In her excellent article “Criminalizing Science“, Virginia Postrel compares trends in the US and Canada, and argues that it’s not who you think. One excerpt:
U.S. scientists and their supporters tend to assume biomedical research is threatened by know-nothings on religious crusades. But as the Canadian law illustrates, the long-term threat to genetic research comes less from the religious right than from the secular left. Canada’s law forbids all sorts of genetic manipulations, many of them currently theoretical. It’s a crime, for instance, to alter inheritable genes.
And the law has provisions the fabled religious right never even talks about. It’s a crime to pay a surrogate mother or to make or accept payment for arranging a surrogate. It’s a crime to pay egg or sperm donors anything more than “receipted expenses,” like taxi fares. Since eggs are used not just in fertility treatments but in research, this prohibition stifles both.

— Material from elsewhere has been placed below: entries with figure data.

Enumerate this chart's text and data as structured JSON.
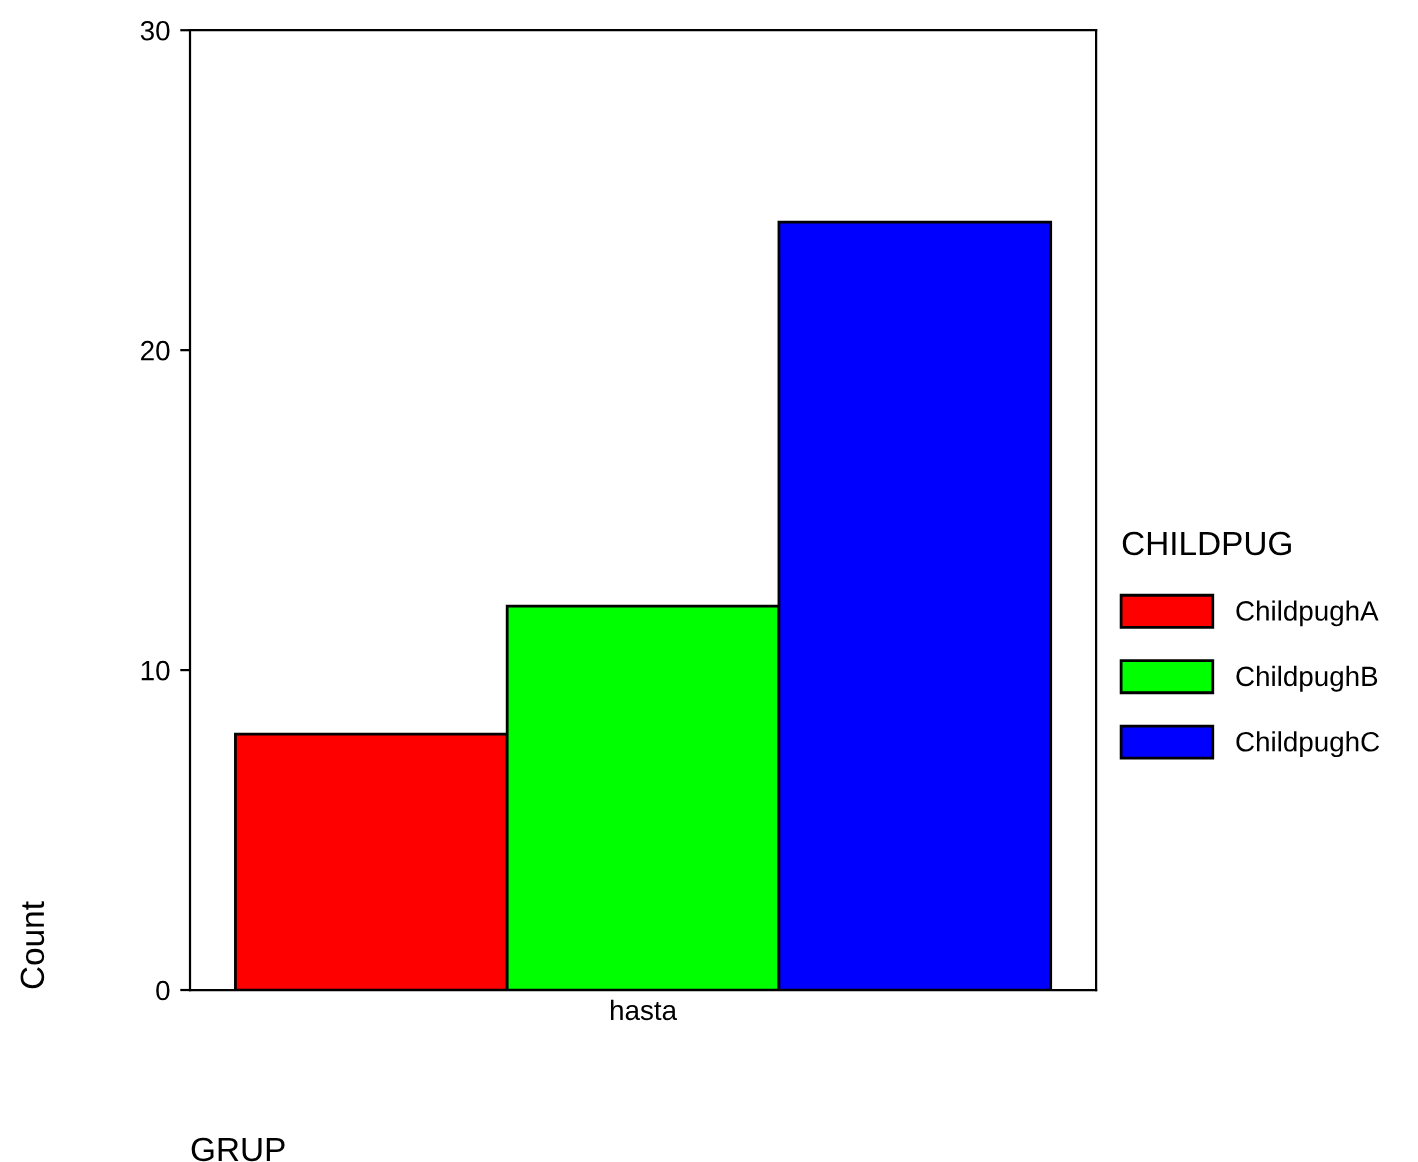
{
  "chart_data": {
    "type": "bar",
    "xlabel": "GRUP",
    "ylabel": "Count",
    "legend_title": "CHILDPUG",
    "categories": [
      "hasta"
    ],
    "series": [
      {
        "name": "ChildpughA",
        "color": "#ff0000",
        "values": [
          8
        ]
      },
      {
        "name": "ChildpughB",
        "color": "#00ff00",
        "values": [
          12
        ]
      },
      {
        "name": "ChildpughC",
        "color": "#0000ff",
        "values": [
          24
        ]
      }
    ],
    "ylim": [
      0,
      30
    ],
    "yticks": [
      0,
      10,
      20,
      30
    ],
    "grid": false,
    "legend": "right"
  }
}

Meanwhile, in backward, intolerant America objections to embryonic stem-cell research and therapeutic cloning are less politically persuasive than they were a few years ago. With the support of Senate Majority Leader Bill Frist, Congress is close to a veto-proof majority to expand federal subsidies for embryonic stem-cell research. Many conservative leaders are uncomfortable opposing potentially lifesaving research.
And a few scientists are beginning to explore ideas for producing embryonic stem cells while respecting religious scruples. It might someday be possible to clone embryonic stem cells without creating and destroying otherwise viable embryos.
That’s not an argument for banning embryonic research. But it’s a promising route toward a nonpolitical solution to the dispute. As long as religious conservatives object to a specific procedure — destroying embryos — rather than to genetic research or life extension in general, it’s possible to treat their concerns as a technical problem.
You can’t say the same for the antibiotech left. In liberal Canada, in fact, the law defines cloning expansively. Future procedures that might avoid religious objections would still be illegal. The goal is to stop certain research altogether.
Postrel goes on to show how many environmentalists, feminists, and egalitarians in particular are opposed to the new advances in biotechnology.
I think the Religious Right poses a significant (and growing) threat to the US. But the Left, as Monty Python would say, is definitely “not dead yet”.